Arch-based distribution for Apple Silicon can also be used to more easily install OpenBSD.
Written by Chris Duckett, Contributor
Image: Asahi Linux

Asahi Linux has released its first public alpha build for users on Apple M1, M1 Pro, or M1 Max devices.

The distribution is based on the ARM build of Arch Linux, and arrives with a KDE Plasma desktop and a ton of caveats.

Users will need at least 53GB of spare storage and the installer downloads up to 4GB of data depending on if users want a Plasma desktop, or want a minimal installation, or even purely a UEFI environment that then allows for other operating systems such as OpenBSD to be installed.

The distribution explained that it needs the space due to having around 2.5GB for Apple's bootloader and firmware, as well as a full copy of the macOS recovery image and spare space for the ability for macOS to do updates.

"You need 15GB for Asahi Linux Desktop, but macOS itself needs a lot of free space for system updates to work, so the installer will expect you to leave 38GB of extra slack in macOS by default to avoid shooting yourself in the foot," it explains. 

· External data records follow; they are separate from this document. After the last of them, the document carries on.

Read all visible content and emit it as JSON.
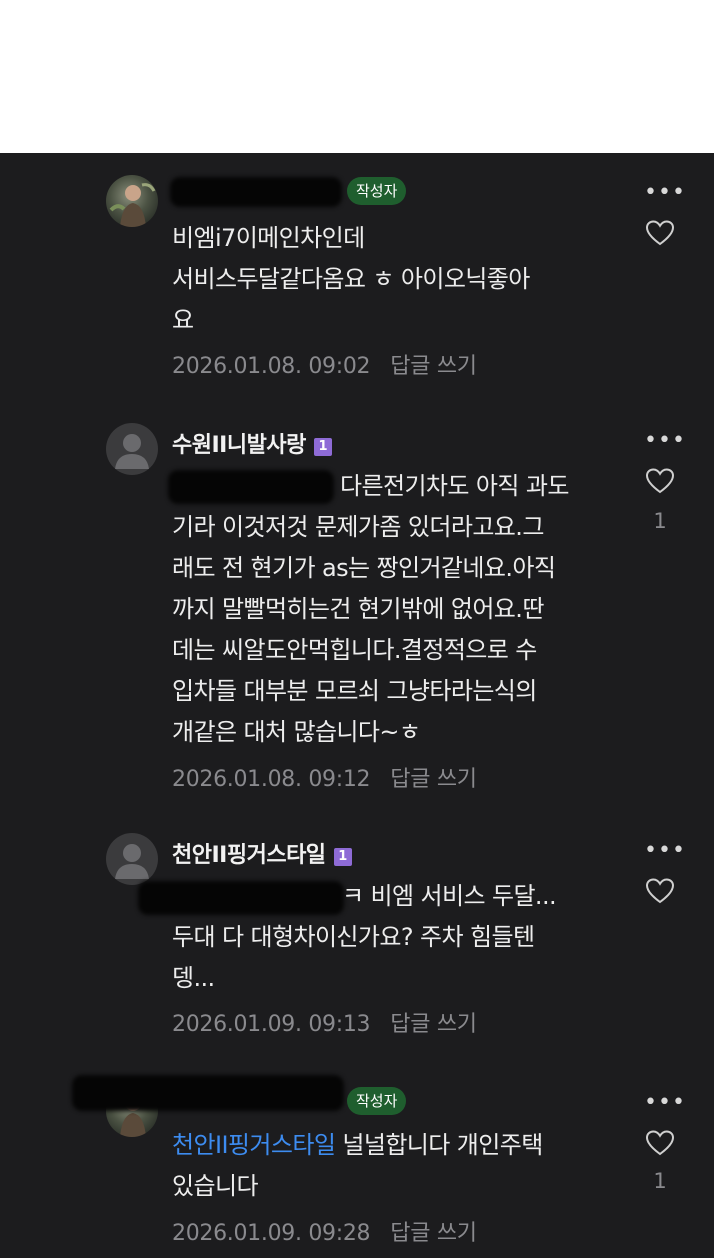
{
  "author_badge": "작성자",
  "reply_label": "답글 쓰기",
  "comments": [
    {
      "username": "",
      "is_author": true,
      "lines": [
        "비엠i7이메인차인데",
        "서비스두달같다옴요  ㅎ  아이오닉좋아",
        "요"
      ],
      "date": "2026.01.08. 09:02",
      "likes": ""
    },
    {
      "username": "수원II니발사랑",
      "level": "1",
      "is_author": false,
      "first_line": "다른전기차도 아직 과도",
      "lines": [
        "기라 이것저것 문제가좀 있더라고요.그",
        "래도 전 현기가 as는 짱인거같네요.아직",
        "까지 말빨먹히는건 현기밖에 없어요.딴",
        "데는 씨알도안먹힙니다.결정적으로 수",
        "입차들 대부분 모르쇠 그냥타라는식의",
        "개같은 대처 많습니다~ㅎ"
      ],
      "date": "2026.01.08. 09:12",
      "likes": "1"
    },
    {
      "username": "천안II핑거스타일",
      "level": "1",
      "is_author": false,
      "first_line": "ㅋ 비엠 서비스 두달...",
      "lines": [
        "두대 다 대형차이신가요? 주차 힘들텐",
        "뎅..."
      ],
      "date": "2026.01.09. 09:13",
      "likes": ""
    },
    {
      "username": "",
      "is_author": true,
      "mention": "천안II핑거스타일",
      "first_line": " 널널합니다  개인주택",
      "lines": [
        "있습니다"
      ],
      "date": "2026.01.09. 09:28",
      "likes": "1"
    }
  ]
}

"For example, if you have 60GB of free space, you will be able to shrink macOS by up to 22GB by default, freeing up 22GB for the new Linux install and leaving 38GB of remaining free space in the macOS partition. If you want to disable this check, enable expert mode when prompted."

Asahi does not have GPU support, nor DisplayPort, Thunderbolt, or HDMI ports; the neural engine on the M1 chip is not used; and the camera and touch bar are unsupported. Full support for USB3, speakers, and the display controller is labelled as coming soon.

"Keep in mind that this is still a very early, alpha release. It is intended for developers and power users; if you decide to install it, we hope you will be able to help us out by filing detailed bug reports and helping debug issues," the distro said.

"That said, we welcome everyone to give it a try -- just expect things to be a bit rough."

Due to Asahi using 16K pages, a bunch of software does not work including Chromium.

"There is a category of software that will likely never support 16K page sizes: Certain emulators and compatibility layers, including FEX," the announcement states.

"Android is also affected, in case someone wants to try running it natively some day. For users of these tools, we will provide 4K page size kernels in the future, once the kernel changes that make this possible are ready for upstreaming."

Asahi added that during installation of any OS on Apple Silicon, it is verified with Apple's servers unless the users turn off the phone home functionality, but it still requires downloading "certain components" from Apple's CDN.

On the OpenBSD side, it said its hardware compatibility was on par with Asahi.

Updated at 20:10pm AEDT, 21 March 2022: Additional information on storage.